National Security Launch Strategy

NSDD 144, National Space Strategy, states that the Space Transportation System (STS) will continue as the primary space launch system for both national security and civil government missions. It also directs DoD to pursue an improved assured launch capability that will be complementary to the STS. This NSDD provides a launch strategy to implement these two provisions, as well as initiate a study to look toward the future development of a second-generation space transportation system.

The National Aeronautics and Space Administration (NASA) and the Department of Defense (DoD) will work together to insure that the STS is fully operational and cost-effective at a flight rate sufficient to meet justified needs. (The target rate is 24 flights per year.)

The Air Force will buy ten expendable launch vehicles (ELVs) and will launch them at a rate of approximately two per year during the period 1988-92. A competitive decision will be made between a Titan derivative vehicle and the SRB-X before March 1, 1985.

DoD will rely on the STS as its primary launch vehicle and will commit to at least one-third of the STS flights available during the next ten years.
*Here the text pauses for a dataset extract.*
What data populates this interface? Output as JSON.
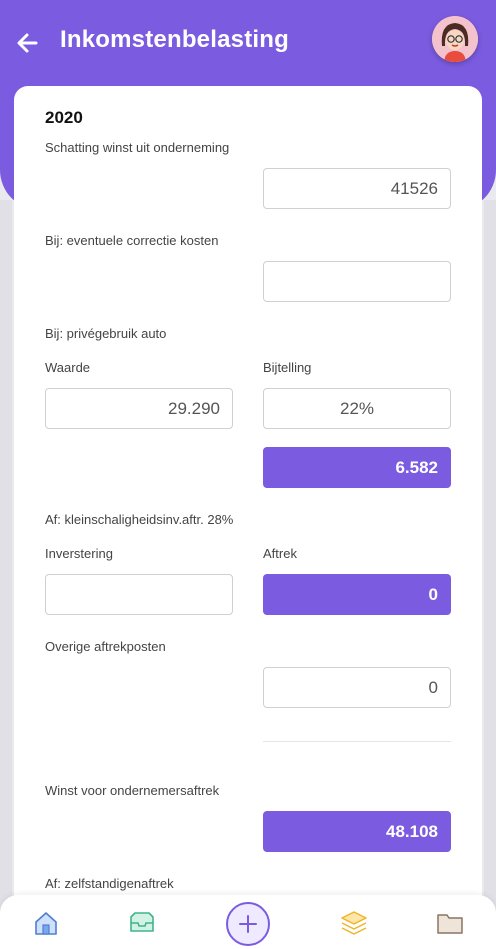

NASA and DoD will jointly develop a pricing policy for DoD flights that provides a positive incentive for flying on the Shuttle. The pricing policy will be based upon the principle that an agreed reimbursement rate per flight will be comprised of a fixed and variable component. This will result in an annual fixed fee and a charge per flight at marginal or incremental costs. NASA will propose a pricing policy based upon this principle by April 15, 1985.

DoD and NASA will jointly study the development of a second-generation space transportation system - making use of manned and unmanned systems to meet the requirements of all users. A full range of options will be studied, including Shuttle-derived technologies and others. It would be anticipated that NASA would be responsible for systems management of civil manned systems and DoD would be responsible for systems management of unmanned systems. DoD and NASA will jointly define the terms of reference of this effort for issuance as a National Security Study Directive (NSSD).

Any disagreements regarding implementation of this Strategy should be referred first to the Assistant to the President for National Security Affairs and subsequently, if necessary, to the President for resolution.